We’re all familiar with the endless drug and health insurance advertisements that are shoved in our faces on an almost daily basis. We watch them on TV, hear them on the radio, and see them plastered across newspaper pages, magazines, and billboards along the expressway. It has become eerie how familiar they have become to us: a seemingly integral part of our everyday routines. What they really are is a sign of our failing healthcare system in terms of how modern healthcare has lost focus on the patient. At the end of the day, our healthcare is becoming less about the patient and more about the generation of money in the most efficient way possible (as it is, unfortunately, with most things). However, unlike “most things,” the damage that is being done to our healthcare system has created a much more sinister cycle of large companies and corporate-run hospitals profiting off of patients. Meaningful patient care is coming in second to profit.
The imbalance in how time is spent in the healthcare industry is severely one-sided. Too much time is spent on selling the next “miracle drug” and condensing hospitals rather than on the meaningful and worthwhile care of the patient. It is easier to throw another drug in our faces than to try and prevent another hospital visit altogether. This lack of proper care towards the patient has not only created this horrible cycle, but it can make people more dependent on this broken system. More often than not, patients are sent home with temporary solutions that either don’t solve the situation at all or make it worse, sending them right back to where they started. Since more resources are being spent on sending patients home with another temporary solution, the amount of time doctors are spending actually treating the patient has decreased. Doctors are evaluated on a volume and productivity model and not necessarily from a “healthy outcomes” standpoint. The average amount of time doctors spend with their patients on average is 17.5 minutes. Quick, easily prescribable solutions are the only ‘tools’ in the physician’s toolbox as they are encouraged to move onto the next patient. Preventative strategies and a more long-lasting solution are not feasible options in our current ‘drive-through’ healthcare model.

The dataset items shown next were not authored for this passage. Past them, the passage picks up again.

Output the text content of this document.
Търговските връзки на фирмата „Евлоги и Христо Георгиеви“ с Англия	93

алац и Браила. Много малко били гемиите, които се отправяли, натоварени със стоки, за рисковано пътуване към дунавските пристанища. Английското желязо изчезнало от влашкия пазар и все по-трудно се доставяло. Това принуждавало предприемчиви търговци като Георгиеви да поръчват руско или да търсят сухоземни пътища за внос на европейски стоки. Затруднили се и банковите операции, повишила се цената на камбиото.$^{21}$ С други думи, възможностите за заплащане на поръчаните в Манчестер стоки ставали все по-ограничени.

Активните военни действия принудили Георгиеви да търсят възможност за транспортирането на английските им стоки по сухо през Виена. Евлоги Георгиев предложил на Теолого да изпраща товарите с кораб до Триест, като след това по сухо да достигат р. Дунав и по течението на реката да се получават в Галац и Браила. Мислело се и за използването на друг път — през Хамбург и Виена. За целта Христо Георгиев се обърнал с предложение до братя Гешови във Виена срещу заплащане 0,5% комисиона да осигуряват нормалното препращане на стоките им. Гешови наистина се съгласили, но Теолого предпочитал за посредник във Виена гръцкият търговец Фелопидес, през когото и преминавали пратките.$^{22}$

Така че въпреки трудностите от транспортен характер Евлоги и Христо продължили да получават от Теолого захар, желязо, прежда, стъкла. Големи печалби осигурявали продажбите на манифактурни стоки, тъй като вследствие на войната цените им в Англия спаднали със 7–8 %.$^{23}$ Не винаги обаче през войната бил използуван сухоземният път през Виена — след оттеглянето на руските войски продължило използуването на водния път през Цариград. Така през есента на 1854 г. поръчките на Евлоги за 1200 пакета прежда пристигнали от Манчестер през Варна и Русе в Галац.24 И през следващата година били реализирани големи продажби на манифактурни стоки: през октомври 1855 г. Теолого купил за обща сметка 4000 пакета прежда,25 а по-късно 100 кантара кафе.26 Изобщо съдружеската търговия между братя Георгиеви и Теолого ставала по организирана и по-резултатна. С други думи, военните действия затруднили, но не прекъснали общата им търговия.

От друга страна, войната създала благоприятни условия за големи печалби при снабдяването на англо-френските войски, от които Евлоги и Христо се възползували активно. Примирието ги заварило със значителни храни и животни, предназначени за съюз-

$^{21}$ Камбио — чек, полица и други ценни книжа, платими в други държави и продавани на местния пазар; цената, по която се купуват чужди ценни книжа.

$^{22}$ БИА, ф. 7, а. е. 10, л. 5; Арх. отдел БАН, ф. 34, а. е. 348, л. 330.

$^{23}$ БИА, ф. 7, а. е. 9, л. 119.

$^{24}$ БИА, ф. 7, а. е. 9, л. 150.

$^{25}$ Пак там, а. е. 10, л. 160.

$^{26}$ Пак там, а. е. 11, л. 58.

What we need are solutions that are meaningful and patients that are encouraged and supported to improve their overall health long after they’ve had their visit to the doctor. We spend about 88% of our time and money on medical services such as hospital visits when we should be investing our time on the things that truly make us healthy. Learning and practicing self-care and other healthy behaviors will help us prevent future illnesses and decrease our dependence on a failing healthcare system. Each person deserves to be treated in their own, unique way; the same solution cannot be expected to work for everyone. We cannot keep expecting the same drugs and treatments to have the same effect on everyone, especially if they aren’t even the right solutions to being with. We need a system that leads to more ‘well checks’ and less ‘urgent care’ visits.
Unfortunately, modern medicine has become so advanced that it has become easier to commercialize it and, therefore, harder to stop the corporate entities that may not have the patient’s wellness at the center of their business model. Each drug commercial, each hospital that is down-sized, is another step towards a largely unproductive and harmful future of our healthcare system and our overall future health.